American colleges are diverting more and more money away from serving students and instead using their funds to develop a massive D.C. lobbying force. The Wall Street Journal reports
Colleges and universities have become one of the most effective lobbying forces in Washington, employing more lobbyists last year than any other industries except drug manufacturing and technology. There are colleges in every congressional district, and 1 in 40 U.S. workers draw a paycheck from a college or university […]
Public universities, private colleges, vocational schools and other higher education institutions employed more than 1,000 lobbyists last year and spent more than $73 million on lobbying, according to the nonpartisan Center for Responsive Politics […]

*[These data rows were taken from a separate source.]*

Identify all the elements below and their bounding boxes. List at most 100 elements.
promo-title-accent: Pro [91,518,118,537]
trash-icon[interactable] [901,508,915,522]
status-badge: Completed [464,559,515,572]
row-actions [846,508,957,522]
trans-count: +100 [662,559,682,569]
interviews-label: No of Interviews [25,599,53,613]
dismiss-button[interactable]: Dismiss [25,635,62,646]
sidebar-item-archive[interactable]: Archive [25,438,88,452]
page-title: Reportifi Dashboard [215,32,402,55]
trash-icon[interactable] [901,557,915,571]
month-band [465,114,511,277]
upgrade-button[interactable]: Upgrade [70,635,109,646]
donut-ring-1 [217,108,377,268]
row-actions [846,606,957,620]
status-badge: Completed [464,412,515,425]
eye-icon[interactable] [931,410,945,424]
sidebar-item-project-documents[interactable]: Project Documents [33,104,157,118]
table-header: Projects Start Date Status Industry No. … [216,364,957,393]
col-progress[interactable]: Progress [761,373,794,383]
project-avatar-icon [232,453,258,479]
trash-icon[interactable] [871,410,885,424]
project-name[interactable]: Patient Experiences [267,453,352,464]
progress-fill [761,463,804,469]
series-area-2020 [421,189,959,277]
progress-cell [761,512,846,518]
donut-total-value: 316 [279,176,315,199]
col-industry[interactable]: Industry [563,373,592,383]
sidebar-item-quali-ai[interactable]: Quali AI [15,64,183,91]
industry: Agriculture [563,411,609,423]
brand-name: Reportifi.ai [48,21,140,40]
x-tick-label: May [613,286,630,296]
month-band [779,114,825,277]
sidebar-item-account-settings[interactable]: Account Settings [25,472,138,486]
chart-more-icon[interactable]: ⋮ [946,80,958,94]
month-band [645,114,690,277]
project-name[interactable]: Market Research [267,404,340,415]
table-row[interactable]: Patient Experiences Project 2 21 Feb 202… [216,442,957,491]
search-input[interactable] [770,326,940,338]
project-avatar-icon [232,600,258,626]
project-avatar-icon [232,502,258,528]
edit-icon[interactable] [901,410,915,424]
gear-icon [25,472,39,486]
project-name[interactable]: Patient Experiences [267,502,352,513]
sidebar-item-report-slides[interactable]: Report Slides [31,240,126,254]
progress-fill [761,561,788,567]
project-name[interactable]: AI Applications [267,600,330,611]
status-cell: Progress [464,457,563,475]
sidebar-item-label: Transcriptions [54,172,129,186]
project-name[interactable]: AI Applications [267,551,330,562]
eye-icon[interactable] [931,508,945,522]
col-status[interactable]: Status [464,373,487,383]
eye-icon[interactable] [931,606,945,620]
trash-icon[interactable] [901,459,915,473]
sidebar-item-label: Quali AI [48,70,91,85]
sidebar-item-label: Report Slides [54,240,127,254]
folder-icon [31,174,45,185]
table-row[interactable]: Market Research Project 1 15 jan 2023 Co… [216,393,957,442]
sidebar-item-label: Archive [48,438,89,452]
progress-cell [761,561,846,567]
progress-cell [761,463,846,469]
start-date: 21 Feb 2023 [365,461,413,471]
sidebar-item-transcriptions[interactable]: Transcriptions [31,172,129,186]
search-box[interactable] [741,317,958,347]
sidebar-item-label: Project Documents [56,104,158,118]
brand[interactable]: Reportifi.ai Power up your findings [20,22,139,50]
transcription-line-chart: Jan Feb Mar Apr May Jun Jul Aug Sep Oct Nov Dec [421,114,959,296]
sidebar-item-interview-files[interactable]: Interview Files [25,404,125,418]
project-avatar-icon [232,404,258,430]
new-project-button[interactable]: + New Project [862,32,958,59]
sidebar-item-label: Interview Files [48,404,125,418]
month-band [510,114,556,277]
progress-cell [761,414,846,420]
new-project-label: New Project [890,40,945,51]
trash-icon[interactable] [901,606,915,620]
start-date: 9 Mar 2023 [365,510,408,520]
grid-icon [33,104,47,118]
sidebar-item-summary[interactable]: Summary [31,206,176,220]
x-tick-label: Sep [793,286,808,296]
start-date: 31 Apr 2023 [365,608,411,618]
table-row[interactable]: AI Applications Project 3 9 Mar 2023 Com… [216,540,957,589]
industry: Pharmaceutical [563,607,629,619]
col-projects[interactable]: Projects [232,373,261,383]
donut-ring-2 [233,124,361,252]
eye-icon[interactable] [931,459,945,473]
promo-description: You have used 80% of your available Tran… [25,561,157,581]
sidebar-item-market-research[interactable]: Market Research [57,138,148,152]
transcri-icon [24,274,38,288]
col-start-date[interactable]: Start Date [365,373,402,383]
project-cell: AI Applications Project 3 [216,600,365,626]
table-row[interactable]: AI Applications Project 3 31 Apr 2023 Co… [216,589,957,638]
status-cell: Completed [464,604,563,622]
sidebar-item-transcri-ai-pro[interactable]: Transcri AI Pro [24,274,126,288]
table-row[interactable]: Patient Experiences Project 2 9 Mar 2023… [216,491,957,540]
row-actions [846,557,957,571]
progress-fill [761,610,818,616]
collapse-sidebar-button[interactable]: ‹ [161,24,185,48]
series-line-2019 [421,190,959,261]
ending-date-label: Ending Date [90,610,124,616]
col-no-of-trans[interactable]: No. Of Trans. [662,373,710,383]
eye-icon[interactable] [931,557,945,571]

“Pretty much any elected official will take a phone call from the president of the college in their district,” says David Bergeron, a senior Education Department official until 2013.
Federal mandates impose huge costs on colleges, just as they do on other industries, and federal subsidies (student loan programs as well as direct funding for colleges) are a crucial source of colleges’ incomes. It’s small wonder then that as the federal government becomes increasingly vital to their financial health, colleges devote an growing portion of their resources toward influencing federal officials. The result, of course, is the kind of regulatory capture we see in so many federal programs, where industries organize to ensure that the regulators serve their interests rather than the needs of the public.
And, of course, regulatory capture exists side-by-side with expensive regulatory compliance, which colleges can’t avoid. Despite the lobbying by higher ed institutions, there are many ways that federal involvement in higher education forces colleges to divert attention from what ought to be their core mission and apply it instead to regulatory compliance. According to one study, colleges spend $27 billion dollars annually complying with a whole range of regulations, including those issued by thought-policing Title IX bureaucracies and all the other well-paid bureaucrats (whose numbers continue to grow).
And all of that in turn makes the colleges even more dependent on federal subsidies than ever, so they hire more lobbyists to get more power over legislation and implementation. In industry after industry, this kind of wild goose chase consumes more and more of America’s energy, attention, and money every year—leeching the vitality out of our system, degrading the performance of key institutions, and making government less effective even as it keeps getting bigger.
How long it will continue and how much more damage it will do is anybody’s guess. But ultimately U.S. policy is going to have to undertake a serious change of direction, or the country will slowly strangle itself.